Summa Contra Moroni: a book review

I was asked several months ago by a ministry colleagu if I had any resources on Mormonism. I really didn’t, other than perhaps a chapter in an overview of world religions. It is interesting that I have a number of resources  on Atheism and the grower secularism in our country. Yet we’ve come much closer to electing a committed Mormon as president than we ever have electing a confirmed Atheist. The evangelical Liberty University has had Glenn Beck deliver a commencement address where he took time to describe his experience of faith as a Mormon. Evangelicals are used to cooperating with Mormons on moral issues (i.e. Abortion, traditional marriage) The Church of Jesus Christ of Latter Day Saints has major and growing influence on all aspects of our culture. However their vision of God, humanity, the Bible, salvation, and revelation are different from orthodox expressions of the Christian faith

Mormonism 101: Examining the Religion of the Latter Day Saints is not, as the title implies, a simple overview of basic Mormon beliefs, though that is certainly included. It is a book about how basic Mormon beliefs are wrong and are incompatible with biblical Faith. Authors Bill McKeever and Eric Johnson of the Mormonism Research Ministry have dedicated their lives to engaging Mormons in conversation about the tenants of their faith from an Evangelical Christian perspective. Because they know Mormonism as a dynamic faith led by a living prophet and president, their case against Mormonism makes generous use of documentary evidence, drawn especially from leaders who are central to the Mormon faith.

McKeever and Johnsons book gives a comprehensive overview of Mormonism. They examine the LDS concept of God (the Father, Jesus, and the Trinity),  Mormon anthropology (Human preexistence, the secondary state, the fall and apostasy), their scriptures, their concept of salvation, their ordinances and temple practices, and their concept (and content) of Revelation.  I appreciated how carefully they built their case on documentary evidence (with extensive endnotes at the end of each chapter). Their purpose in writing, is to be a resource for non-Mormons as they engage in conversation with Mormons.
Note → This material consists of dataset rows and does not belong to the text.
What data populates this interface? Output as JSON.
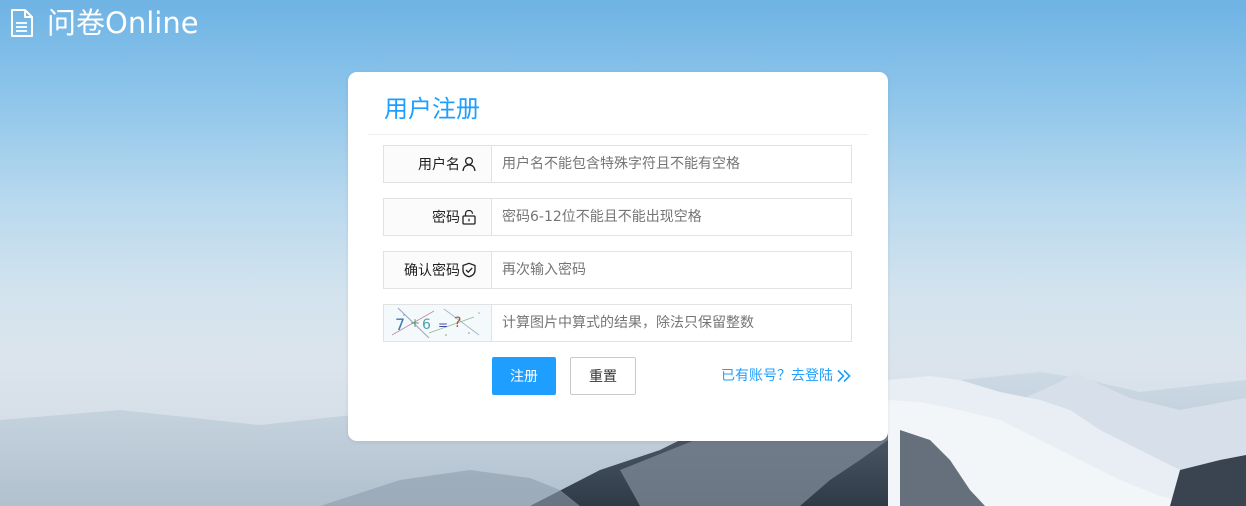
{
  "app": {
    "logo_icon": "document-icon",
    "title": "问卷Online"
  },
  "register": {
    "title": "用户注册",
    "fields": [
      {
        "label": "用户名",
        "icon": "user-icon",
        "placeholder": "用户名不能包含特殊字符且不能有空格",
        "value": ""
      },
      {
        "label": "密码",
        "icon": "lock-icon",
        "placeholder": "密码6-12位不能且不能出现空格",
        "value": ""
      },
      {
        "label": "确认密码",
        "icon": "shield-check-icon",
        "placeholder": "再次输入密码",
        "value": ""
      }
    ],
    "captcha": {
      "image_icon": "captcha-image",
      "placeholder": "计算图片中算式的结果，除法只保留整数",
      "value": ""
    },
    "submit_label": "注册",
    "reset_label": "重置",
    "login_link": "已有账号？去登陆",
    "login_link_icon": "double-chevron-right-icon"
  },
  "colors": {
    "accent": "#1e9fff",
    "card_bg": "#ffffff",
    "sky_top": "#6eb3e4"
  }
}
In general, I agree with their theological convictions and their take on Mormonism. I am an Evangelical pastor and while I respect Mormons for their lifestyle and commitment to mission, I think their concept of God, Jesus and Humanity is deeply flawed and their teachings are problematic. Nevertheless I have trouble with the tone of this book.

When I was in college I remember extended conversations on faith I had with a couple of Muslims. They carried little booklets with them with titles like How to Answer a Bible Thumper which rehearsed the contradictions in the Bible (from a Muslim perspective). Mostly, they demonstrated misunderstanding of my faith, having observed it from the outside. I wonder if there is a similar dynamic related to this book. This is not a sympathetic take on Mormonism. Not even a sympathetic-critical take. This is a critical look at where Mormonism is wrong and occasionally the authors tone bothered me and definitely would bother me if I was a Mormon reader.

That caveat aside, for my purposes, I think this is a helpful resource to have around and will likely refer to when I’m next In conversation with a Mormon. In several places, it helped me clear up some of my own misconceptions of Mormon beliefs and I think it is on point on many of the issues (especially the Mormon concept of God and humanity. I give this four stars.

Notice of material connection: I received this book from Baker Books in exchange for my honest review.